Chaque année, d’énormes quantités de sédiments sont extraits à l’occasion des dragages portuaires : 25 Mt de matière sèche par an, selon le Centre d'études et d'expertise sur les risques, l'environnement, la mobilité et l'aménagement (Cerema), qui précise que 80 % des sédiments dragués sont rejetés en mer ou en estuaire. Le reste doit être stocké à terre, avec « une consommation de foncier, un impact important sur la pollution du milieu terrestre, sans compter le prix du stockage qui varie de 40 €/t pour les sédiments inertes à 300 €/t en cas de pollution » selon Pierre-Yves Belan, chef de la division Impacts environnementaux du Cerema, qui intervenait en ouverture de la table ronde consacrée à la valorisation des sédiments de dragage au cours des assises du Port du futur, organisée par le Cerema les 25 et 26 septembre 2018.

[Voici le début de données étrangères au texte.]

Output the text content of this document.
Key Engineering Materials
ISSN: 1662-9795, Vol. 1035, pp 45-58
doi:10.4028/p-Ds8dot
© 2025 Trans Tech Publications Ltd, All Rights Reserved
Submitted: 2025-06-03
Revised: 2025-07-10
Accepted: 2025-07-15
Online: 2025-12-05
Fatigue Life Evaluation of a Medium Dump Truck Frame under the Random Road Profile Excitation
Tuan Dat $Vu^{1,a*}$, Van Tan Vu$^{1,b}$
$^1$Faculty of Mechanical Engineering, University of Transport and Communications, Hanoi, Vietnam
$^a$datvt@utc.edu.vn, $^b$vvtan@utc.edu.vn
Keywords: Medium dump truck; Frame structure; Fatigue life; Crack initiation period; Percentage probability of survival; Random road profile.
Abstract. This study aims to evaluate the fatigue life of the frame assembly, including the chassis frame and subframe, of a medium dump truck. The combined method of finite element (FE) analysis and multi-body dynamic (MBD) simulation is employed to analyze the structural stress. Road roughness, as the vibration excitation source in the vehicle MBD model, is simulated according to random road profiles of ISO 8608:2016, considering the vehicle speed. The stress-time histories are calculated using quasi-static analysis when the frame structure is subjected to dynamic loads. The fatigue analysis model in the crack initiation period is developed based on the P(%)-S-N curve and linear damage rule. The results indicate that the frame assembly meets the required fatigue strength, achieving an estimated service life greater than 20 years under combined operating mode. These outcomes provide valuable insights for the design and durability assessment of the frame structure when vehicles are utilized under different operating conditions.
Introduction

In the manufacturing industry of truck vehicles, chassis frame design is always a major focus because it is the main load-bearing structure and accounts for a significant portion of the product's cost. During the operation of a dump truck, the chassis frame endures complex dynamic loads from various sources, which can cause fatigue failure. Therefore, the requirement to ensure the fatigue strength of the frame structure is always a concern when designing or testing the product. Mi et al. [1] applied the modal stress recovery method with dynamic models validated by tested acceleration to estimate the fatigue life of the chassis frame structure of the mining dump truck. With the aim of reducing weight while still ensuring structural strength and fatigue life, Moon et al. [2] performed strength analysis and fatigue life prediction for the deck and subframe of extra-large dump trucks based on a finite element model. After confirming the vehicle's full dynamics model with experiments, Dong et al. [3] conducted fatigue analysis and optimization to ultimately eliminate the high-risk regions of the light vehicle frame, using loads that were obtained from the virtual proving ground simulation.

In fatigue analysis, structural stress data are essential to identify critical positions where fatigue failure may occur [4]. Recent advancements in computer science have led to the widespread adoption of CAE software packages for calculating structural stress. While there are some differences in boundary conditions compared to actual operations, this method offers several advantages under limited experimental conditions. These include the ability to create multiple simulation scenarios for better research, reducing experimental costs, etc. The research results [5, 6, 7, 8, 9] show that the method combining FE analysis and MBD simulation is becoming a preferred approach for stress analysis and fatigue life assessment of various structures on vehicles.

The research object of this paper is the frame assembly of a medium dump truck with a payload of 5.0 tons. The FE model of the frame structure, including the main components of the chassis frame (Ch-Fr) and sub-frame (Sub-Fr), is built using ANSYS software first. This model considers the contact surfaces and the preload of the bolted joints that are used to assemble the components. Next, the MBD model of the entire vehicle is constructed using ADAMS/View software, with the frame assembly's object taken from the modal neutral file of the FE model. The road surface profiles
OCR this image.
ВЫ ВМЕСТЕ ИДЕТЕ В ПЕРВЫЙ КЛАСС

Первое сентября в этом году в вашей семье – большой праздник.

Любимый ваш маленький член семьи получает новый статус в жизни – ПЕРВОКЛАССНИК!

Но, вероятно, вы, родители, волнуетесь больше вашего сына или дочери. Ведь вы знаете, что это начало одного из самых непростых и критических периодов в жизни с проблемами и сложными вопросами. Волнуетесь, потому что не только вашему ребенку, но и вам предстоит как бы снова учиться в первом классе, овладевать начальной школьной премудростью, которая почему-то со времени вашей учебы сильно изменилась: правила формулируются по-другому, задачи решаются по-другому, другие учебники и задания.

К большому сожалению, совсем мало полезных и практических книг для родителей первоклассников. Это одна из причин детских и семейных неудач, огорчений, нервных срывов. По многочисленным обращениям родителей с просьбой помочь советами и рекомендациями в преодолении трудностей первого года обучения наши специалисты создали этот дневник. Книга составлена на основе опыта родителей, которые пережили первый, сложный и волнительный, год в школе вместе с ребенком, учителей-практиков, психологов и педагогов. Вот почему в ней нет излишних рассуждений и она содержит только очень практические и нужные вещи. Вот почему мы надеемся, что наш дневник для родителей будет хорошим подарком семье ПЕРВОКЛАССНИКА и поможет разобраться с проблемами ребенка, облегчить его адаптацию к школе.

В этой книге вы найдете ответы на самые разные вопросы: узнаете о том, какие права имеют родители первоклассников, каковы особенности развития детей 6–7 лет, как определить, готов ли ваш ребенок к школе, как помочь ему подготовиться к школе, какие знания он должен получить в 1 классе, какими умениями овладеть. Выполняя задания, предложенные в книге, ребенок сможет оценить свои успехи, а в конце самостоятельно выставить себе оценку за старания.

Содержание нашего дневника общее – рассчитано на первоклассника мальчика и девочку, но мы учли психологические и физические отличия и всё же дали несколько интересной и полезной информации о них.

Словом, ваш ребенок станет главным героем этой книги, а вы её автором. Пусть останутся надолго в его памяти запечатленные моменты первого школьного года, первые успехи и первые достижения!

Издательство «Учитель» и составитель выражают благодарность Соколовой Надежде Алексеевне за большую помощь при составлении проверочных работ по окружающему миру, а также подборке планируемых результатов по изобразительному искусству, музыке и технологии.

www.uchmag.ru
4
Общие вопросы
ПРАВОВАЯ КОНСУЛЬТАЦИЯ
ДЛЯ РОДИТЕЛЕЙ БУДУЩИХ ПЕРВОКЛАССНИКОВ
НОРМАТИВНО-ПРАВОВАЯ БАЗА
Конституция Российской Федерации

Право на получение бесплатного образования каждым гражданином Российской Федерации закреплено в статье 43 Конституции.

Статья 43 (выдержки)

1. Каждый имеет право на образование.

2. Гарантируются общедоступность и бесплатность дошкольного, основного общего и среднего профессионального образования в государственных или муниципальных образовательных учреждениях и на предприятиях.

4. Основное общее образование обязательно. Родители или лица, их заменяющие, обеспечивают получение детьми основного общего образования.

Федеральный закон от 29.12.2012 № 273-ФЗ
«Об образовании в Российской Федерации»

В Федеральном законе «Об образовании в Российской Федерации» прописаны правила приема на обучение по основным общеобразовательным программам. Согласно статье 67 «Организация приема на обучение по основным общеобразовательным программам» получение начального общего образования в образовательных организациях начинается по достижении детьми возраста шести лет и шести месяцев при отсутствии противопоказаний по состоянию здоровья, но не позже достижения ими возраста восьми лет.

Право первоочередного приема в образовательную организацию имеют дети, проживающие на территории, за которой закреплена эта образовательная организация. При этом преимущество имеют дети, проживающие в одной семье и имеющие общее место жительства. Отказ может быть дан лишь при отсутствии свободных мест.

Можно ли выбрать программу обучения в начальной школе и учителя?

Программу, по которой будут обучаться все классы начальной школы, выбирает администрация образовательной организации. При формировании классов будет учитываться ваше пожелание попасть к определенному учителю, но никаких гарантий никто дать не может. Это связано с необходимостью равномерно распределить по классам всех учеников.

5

Pour le seul port de Rouen, qui doit entretenir un chenal de navigation tout au long des 120 km d’estuaire qui le séparent de la Seine, le dragage concerne chaque année 4,5 millions de m³ pour les sédiments déposés par la mer dans la partie aval de l’estuaire, mais aussi 100 000 m³ déposés par la Seine en rivière, et 200 000 m³ déposés par la Seine dans la partie portuaire proprement dite. Les sédiments de mer sont clapés, c’est-à-dire immergés en mer, tandis que cela est interdit pour ceux provenant de la rivière et du port qui doivent être mis à terre. Deux utilisations s’offrent alors : « tout ce qui peut être utilisé en remblai routier ou pour la fabrication de béton est valorisé, souligne Pascal Gabet, directeur général adjoint de Haropa-port de Rouen. Quant aux sédiments les plus fins, non valorisables par le BTP, ils sont utilisés pour remblayer les carrières. Or les besoins en remblai sont en baisse. Il nous faut donc trouver, pour chaque type de matériau, des filières d’utilisation capable d’absorber nos volumes pour un coût acceptable. »
Des briques faites de sédiments de dragage
En ce qui concerne le port du Havre, les dragages concernent presque uniquement les bassins portuaires, avec des sédiments pour la plupart très fins. « L’immersion reste une solution tant que les sédiments ne sont pas contaminés ; pour les autres, une valorisation doit être recherchée, explique Frédérique Bourdin, de Haropa-port du Havre. Mais il faut, pour qu’il soit transporté, que le sédiment ait une valeur et réponde à des besoins industriels. » Le projet Sédibric a donc été mis en place avec l’école des Mines Paris Tech, pour l’utilisation des sédiments de dragage pour la construction de briques de construction. L’industrie de la terre cuite utilise en effet chaque année, pour la seule vallée de la Seine, 850 000 m³ de matériaux de carrière, non renouvelables. La mise en place d’un schéma industriel d’utilisation de sédiments de dragage dans une logique d’économie circulaire constituerait donc un débouché intéressant pour ces matériaux aujourd’hui considéré comme des déchets. Mais cela suppose de fournir des sédiments d’une qualité homogène.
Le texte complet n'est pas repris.